Some states are also offering even more assistance to their citizens who lease. For example, Delaware is providing a payment of up to $1,500 for renters who have lost their income. Be sure to check if your state or city is offering similar programs.
The federal and state governments are encouraging Americans to use this stimulus money to help pay bills, including rent.
What shouldn't you do?
It's understandable that desperate times call for desperate measures. And for many people, this may be their first time in this sort of situation. Even if you can't figure out other options, don't put yourself in a situation where you kick the can down the road that will only make things worse.
- Don't send your landlord a check you know will bounce. You won't accomplish anything but angering your landlord and possibly setting yourself up for future eviction. And worse, you'll still owe the money.
- Don't just ignore the problem in hopes that it will go away. No one knows how this crisis will play out and the last thing you want to do is have unpaid bills and no recourse for how to resolve them. Your rent isn't going anywhere, even if you ignore it.
- Avoid turning to payday lenders and car title loan companies to find quick cash. In the end, you'll be paying much more in the long run and putting yourself at risk of damaging your credit.
- We've mentioned this a few times already, but don't demand that your landlord or property manager needs to help you. They do want to work with you, but they aren't going to let you live rent-free.

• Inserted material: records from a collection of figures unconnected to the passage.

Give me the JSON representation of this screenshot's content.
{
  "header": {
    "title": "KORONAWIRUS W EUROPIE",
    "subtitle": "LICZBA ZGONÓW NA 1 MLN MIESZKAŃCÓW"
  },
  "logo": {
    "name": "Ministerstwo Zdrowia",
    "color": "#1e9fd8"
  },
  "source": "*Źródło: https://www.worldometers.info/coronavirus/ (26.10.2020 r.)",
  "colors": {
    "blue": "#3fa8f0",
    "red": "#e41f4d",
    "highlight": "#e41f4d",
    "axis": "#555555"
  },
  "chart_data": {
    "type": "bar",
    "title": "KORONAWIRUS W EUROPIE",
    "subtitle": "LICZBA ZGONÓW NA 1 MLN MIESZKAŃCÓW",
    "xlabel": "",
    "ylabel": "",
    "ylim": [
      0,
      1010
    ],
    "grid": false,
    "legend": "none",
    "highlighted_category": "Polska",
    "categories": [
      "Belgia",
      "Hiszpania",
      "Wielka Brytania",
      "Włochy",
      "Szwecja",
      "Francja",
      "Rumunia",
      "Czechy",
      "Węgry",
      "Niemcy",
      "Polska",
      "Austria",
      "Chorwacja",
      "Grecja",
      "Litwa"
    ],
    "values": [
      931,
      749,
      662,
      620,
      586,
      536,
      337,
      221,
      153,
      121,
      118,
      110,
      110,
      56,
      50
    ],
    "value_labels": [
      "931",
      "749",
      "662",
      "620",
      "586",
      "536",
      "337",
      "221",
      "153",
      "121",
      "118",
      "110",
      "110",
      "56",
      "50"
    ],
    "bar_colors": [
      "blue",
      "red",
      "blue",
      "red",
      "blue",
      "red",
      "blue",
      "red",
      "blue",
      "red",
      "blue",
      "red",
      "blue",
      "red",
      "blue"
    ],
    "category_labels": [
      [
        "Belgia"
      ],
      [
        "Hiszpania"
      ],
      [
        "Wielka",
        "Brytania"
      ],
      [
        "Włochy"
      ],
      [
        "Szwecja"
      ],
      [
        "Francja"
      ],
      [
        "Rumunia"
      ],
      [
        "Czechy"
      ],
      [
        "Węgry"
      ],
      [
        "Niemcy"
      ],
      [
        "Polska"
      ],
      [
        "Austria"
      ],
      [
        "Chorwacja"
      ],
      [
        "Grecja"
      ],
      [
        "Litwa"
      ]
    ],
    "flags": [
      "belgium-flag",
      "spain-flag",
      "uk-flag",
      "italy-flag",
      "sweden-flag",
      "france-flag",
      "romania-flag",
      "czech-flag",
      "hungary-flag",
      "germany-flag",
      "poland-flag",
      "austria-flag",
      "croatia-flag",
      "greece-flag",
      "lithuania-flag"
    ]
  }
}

- Lastly, and hopefully it goes without saying, absolutely don't skip out on your rent. If you need assistance, speak up sooner than later.

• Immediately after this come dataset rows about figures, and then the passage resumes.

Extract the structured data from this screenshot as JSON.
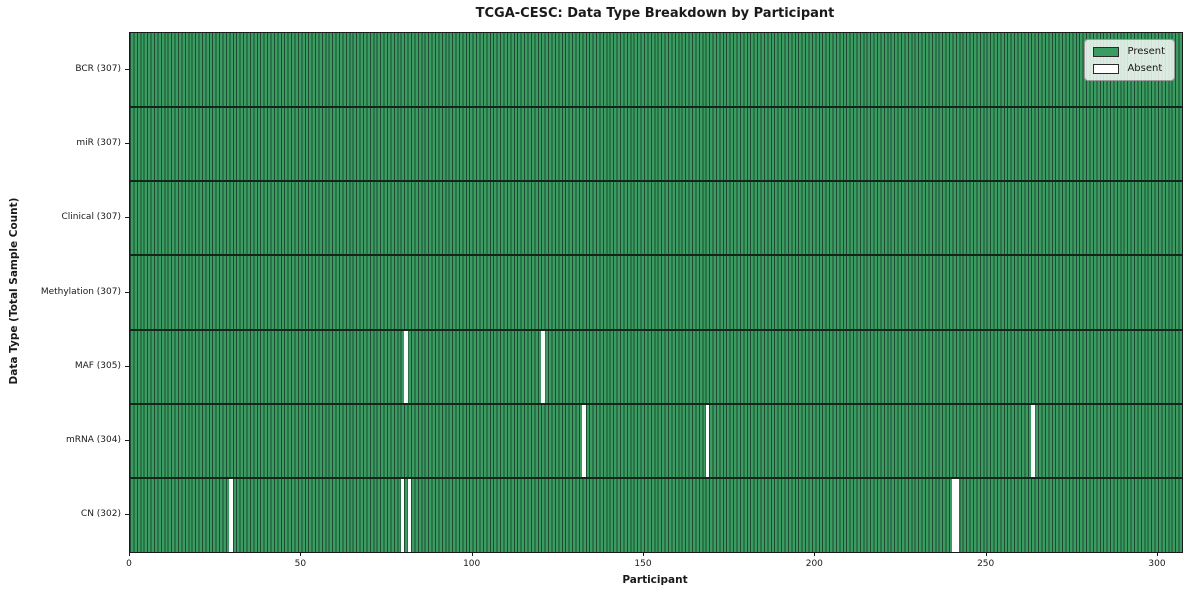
{
  "chart_data": {
    "type": "heatmap",
    "title": "TCGA-CESC: Data Type Breakdown by Participant",
    "xlabel": "Participant",
    "ylabel": "Data Type (Total Sample Count)",
    "n_participants": 307,
    "xlim": [
      0,
      307
    ],
    "x_ticks": [
      0,
      50,
      100,
      150,
      200,
      250,
      300
    ],
    "rows": [
      {
        "label": "BCR (307)",
        "total": 307,
        "absent_participants": []
      },
      {
        "label": "miR (307)",
        "total": 307,
        "absent_participants": []
      },
      {
        "label": "Clinical (307)",
        "total": 307,
        "absent_participants": []
      },
      {
        "label": "Methylation (307)",
        "total": 307,
        "absent_participants": []
      },
      {
        "label": "MAF (305)",
        "total": 305,
        "absent_participants": [
          80,
          120
        ]
      },
      {
        "label": "mRNA (304)",
        "total": 304,
        "absent_participants": [
          132,
          168,
          263
        ]
      },
      {
        "label": "CN (302)",
        "total": 302,
        "absent_participants": [
          29,
          79,
          81,
          240,
          241
        ]
      }
    ],
    "legend": [
      {
        "label": "Present",
        "color": "#3b9c62"
      },
      {
        "label": "Absent",
        "color": "#ffffff"
      }
    ],
    "colors": {
      "present": "#3b9c62",
      "absent": "#ffffff",
      "bar_edge": "#1f4a33",
      "row_separator": "#13261a",
      "spine": "#1a1a1a",
      "legend_border": "#9a9a9a"
    },
    "grid": false,
    "legend_position": "upper right"
  }
}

Are you going to be evicted if you can't pay?
If you can't pay your rent on time due to income loss related to the coronavirus shutdown, are you in danger of being evicted? Most likely, no.
The CARES Act includes a freeze on evictions of tenants for non-payment in buildings financed by federally-backed mortgages (like those subsidized by Freddie Mac, Fannie Mae and HUD). However, this protection only applies to about a quarter of all renters, with the rest funded by banks and private lenders.
For those not covered in the stimulus, most states and a number of individual municipalities have issued their own stays of eviction, many in place between one and three months. Keep in mind, a few locales do require some type of proof you have suffered a loss of income due to the shutdown.
But just because your city or state has passed a moratorium on eviction doesn't mean all landlords are aware of the new rules. If your landlord does attempt an eviction and you believe you're protected, check with the local sheriff, who in most cities is the one that carries out evictions and knows the temporary restrictions.
Eventually, you have to pay
Be aware: Just because you're a beneficiary of an eviction moratorium, doesn't mean you never have to pay. These provisions are deferments, not cancellations. Just because you can't be evicted now, doesn't mean you can't after the crisis has ended. If you didn't pay knowing you couldn't be evicted, plan to pay back any months you didn't pay once the situation has normalized.
However, there are a number of housing rights groups advocating a movement to end rental obligations during the crisis, most notably under the #CancelRent banner. The effort is requesting the federal government subsidize property owners so rent can be exempted. While unlikely, renters should keep an eye on the story.